(Biblical text and some background information from www.nextbible.org)
From James, a slave of God and the Lord Jesus Christ, to the twelve tribes dispersed abroad. Greetings!
My brothers and sisters, consider it nothing but joy when you fall into all sorts of trials, because you know that the testing of your faith produces endurance. And let endurance have its perfect effect, so that you will be perfect and complete, not deficient in anything.
James doesn't waste any time with his dispersed audience. He immediately addresses the situation they find themselves in: trials. James' audience was the "12 tribes" in the Dispersion - the Jewish Christian community spread throughout the region. Jews were scattered throughout the Roman empire prior to the time of Christ, but two specific persecutions led to a diaspora of Jewish Christians from Jerusalem: the persecution of the church by Saul (approx. 34 AD, Act 7-8), and Herod’s persecution (approx. 44 AD, Acts 12). Whichever context led to the need for James to reach his flock by letter, the fact is that they were being persecuted before they left Jerusalem.

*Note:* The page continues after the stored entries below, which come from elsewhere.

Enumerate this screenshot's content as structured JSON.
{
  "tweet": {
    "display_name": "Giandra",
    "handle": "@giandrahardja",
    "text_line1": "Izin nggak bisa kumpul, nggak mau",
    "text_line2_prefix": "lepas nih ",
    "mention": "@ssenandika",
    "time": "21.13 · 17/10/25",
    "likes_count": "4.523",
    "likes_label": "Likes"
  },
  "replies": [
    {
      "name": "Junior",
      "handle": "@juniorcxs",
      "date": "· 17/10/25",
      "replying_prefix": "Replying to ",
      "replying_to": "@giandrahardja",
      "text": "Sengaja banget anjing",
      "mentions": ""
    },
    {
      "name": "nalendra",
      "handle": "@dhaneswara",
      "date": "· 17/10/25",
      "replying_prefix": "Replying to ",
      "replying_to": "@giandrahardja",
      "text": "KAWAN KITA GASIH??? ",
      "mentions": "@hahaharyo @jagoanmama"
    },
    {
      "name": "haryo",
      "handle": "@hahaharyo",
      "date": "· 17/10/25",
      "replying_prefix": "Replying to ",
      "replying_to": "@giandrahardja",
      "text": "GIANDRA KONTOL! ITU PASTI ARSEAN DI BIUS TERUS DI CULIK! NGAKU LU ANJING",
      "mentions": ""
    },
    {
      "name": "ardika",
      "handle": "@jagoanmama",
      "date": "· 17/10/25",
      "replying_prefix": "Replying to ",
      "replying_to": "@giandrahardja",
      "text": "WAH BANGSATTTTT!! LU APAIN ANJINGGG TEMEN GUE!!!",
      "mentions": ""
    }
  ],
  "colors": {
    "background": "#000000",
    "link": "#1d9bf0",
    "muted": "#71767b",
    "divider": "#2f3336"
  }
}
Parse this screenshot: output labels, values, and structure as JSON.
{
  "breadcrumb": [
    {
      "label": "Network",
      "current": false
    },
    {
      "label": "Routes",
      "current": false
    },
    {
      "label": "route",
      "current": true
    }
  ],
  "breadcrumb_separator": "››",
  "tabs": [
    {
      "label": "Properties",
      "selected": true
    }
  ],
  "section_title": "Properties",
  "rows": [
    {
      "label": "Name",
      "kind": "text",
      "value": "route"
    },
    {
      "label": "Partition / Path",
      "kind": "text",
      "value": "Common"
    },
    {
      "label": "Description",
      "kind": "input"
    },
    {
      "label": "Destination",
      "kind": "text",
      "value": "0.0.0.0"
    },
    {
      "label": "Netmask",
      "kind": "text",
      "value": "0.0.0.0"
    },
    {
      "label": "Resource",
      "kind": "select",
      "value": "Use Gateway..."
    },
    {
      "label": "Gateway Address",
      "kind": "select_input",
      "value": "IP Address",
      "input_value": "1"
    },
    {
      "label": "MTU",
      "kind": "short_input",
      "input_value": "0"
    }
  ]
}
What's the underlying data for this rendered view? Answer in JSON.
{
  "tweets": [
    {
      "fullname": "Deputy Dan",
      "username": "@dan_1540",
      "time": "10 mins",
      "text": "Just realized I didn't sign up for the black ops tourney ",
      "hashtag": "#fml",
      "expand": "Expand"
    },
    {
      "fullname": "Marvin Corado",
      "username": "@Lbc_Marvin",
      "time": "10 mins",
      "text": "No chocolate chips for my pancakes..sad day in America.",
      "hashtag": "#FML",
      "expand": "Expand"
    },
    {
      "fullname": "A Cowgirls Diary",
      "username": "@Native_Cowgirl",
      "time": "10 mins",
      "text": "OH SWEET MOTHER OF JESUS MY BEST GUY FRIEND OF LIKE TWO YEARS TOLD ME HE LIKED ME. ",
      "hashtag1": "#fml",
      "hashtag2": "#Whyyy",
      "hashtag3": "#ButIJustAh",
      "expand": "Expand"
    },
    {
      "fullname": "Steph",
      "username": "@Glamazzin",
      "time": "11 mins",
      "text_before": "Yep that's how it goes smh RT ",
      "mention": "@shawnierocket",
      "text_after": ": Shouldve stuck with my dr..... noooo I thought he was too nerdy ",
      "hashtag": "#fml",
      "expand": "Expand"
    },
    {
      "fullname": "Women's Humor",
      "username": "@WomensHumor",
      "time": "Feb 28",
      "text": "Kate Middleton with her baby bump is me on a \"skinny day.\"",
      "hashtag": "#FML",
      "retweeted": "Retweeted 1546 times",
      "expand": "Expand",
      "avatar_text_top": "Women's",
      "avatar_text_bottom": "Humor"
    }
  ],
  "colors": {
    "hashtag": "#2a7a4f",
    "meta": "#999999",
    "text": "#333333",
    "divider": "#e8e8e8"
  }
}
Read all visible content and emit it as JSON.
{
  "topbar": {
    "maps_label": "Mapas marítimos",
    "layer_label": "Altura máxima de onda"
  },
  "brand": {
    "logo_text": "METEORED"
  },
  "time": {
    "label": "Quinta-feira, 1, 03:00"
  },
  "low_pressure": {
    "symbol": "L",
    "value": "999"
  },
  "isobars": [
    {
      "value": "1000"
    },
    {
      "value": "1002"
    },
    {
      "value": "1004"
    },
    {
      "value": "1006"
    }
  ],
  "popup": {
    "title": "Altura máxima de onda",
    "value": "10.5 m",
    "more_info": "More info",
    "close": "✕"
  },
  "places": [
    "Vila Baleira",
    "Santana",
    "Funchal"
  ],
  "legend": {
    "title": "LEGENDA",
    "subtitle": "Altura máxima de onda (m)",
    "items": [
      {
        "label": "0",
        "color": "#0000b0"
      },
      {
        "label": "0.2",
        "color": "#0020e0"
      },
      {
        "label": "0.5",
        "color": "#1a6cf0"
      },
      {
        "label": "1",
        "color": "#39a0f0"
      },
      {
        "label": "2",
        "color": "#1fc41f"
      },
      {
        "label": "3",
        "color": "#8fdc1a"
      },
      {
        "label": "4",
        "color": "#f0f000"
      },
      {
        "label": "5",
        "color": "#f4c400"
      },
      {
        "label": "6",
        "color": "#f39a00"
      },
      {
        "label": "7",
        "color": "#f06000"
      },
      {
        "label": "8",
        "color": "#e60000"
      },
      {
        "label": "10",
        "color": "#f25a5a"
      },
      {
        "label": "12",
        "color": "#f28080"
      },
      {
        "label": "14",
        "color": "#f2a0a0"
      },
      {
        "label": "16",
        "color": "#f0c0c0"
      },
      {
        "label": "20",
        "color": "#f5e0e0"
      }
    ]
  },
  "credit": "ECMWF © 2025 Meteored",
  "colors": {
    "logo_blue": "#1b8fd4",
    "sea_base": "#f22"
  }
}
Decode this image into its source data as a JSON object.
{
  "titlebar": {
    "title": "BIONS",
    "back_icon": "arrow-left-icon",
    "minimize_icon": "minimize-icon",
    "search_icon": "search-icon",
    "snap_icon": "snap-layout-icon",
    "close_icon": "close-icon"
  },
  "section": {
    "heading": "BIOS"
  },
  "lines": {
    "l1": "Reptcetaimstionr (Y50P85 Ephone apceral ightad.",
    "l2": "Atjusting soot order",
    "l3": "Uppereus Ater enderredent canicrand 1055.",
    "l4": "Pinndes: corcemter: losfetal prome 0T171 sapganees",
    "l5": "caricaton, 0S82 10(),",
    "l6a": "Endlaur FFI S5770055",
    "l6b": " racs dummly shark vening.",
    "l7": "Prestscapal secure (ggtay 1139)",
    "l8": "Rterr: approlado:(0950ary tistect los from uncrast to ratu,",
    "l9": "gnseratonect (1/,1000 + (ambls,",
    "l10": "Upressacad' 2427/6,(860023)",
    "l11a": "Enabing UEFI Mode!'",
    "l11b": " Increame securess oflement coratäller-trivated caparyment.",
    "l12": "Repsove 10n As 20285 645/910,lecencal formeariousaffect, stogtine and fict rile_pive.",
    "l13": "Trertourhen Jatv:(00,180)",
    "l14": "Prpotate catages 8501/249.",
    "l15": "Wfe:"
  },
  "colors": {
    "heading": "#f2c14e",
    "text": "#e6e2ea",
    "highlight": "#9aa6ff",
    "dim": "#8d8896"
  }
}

As James makes clear in both chapter 2 and chapter 5, their oppression was not merely because of their faith. To "fall into" trials literally means to be encompassed by them, surrounded. These people were poor, and rich landowners took advantage of the poor regardless of religious status. In Palestine before the fall of the temple in AD 70, most of the population were peasants with small land plots. Some family members worked the land, but most brothers were either traders or laborers. Wealthy landowners took advantage of the situation, robbing people of their lands, discriminating in hiring labor, and at times suppressing the church. This was a time in church history where most persecution was by Jews, as the church was still considered a sect of Judaism by the Jewish leadership. So, these Jewish Christians had the additional trial of their so-called brothers of the flesh persecuting them for their faith. A further trial was the prophesied worldwide famine (Acts 11:27-30) which happened around the time of Agrippa's persecution. Thus, the "trials" James addresses cover a broad range of challenging circumstances.
James' writing style typically involves a summary statement, followed by explanations, examples, and other supporting details. This passage is no different. James outlines to his audience the broad command: "Consider it nothing but joy when you fall into all sorts of trials". Obedience to James' admonition does not rely upon mere emotion or mindset. The word James uses for "consider" carries a connotation of judging, or making a determination, as a ruler would do. James is essentially teaching his scattered, persecuted, impoverished, hungry flock: "Weigh the evidence, and make a decision to view this as nothing but joy." James calls his readers to involve their will in the process. The difference this makes is significant: Rather than following our feelings, or trying to convince ourselves and others that it's really going to be okay, we can look at all the evidence and choose the side of joy.
Joy, of course, is part of the fruit of the Spirit (Gal. 5:22), so this decision will have to be a Spirit-empowered one. Yet James does not leave us without a tangible motivation as well. The very trials we are choosing to count as joy, James tells us, are the things that lead to our endurance, our perserverance. Endurance, Strong's lexicon tells us, is "characteristic of a man who is not swerved from his deliberate purpose and his loyalty to faith and piety by even the greatest trials and sufferings." Essentially, James is telling us that if we choose to consider THIS trial as joy, we will be strengthened and the next one will be less likely to sway us. Since the trials are presenting as coming "when" rather than "if", we can know that they will happen. We can be equipped for them by weighing our options and coming down on the side of joy.
Furthermore, James observes, perserverance isn't the end of the road for believers. We don't merely muddle through trials. As we learn to perservere in them, we are "perfected" or made mature ... lacking nothing or as this translation states, "not deficient in anything." Not lacking, not deficient ... calls to mind the literal translation of Ps. 23:1: "The Lord is my Shepherd; I lack nothing." Mankind tends by nature to focus on what we don't have ... but by the Spirit-empowered decision to consider a trial as JOY we can instead grow in perserverance and eventually feel that we lack nothing.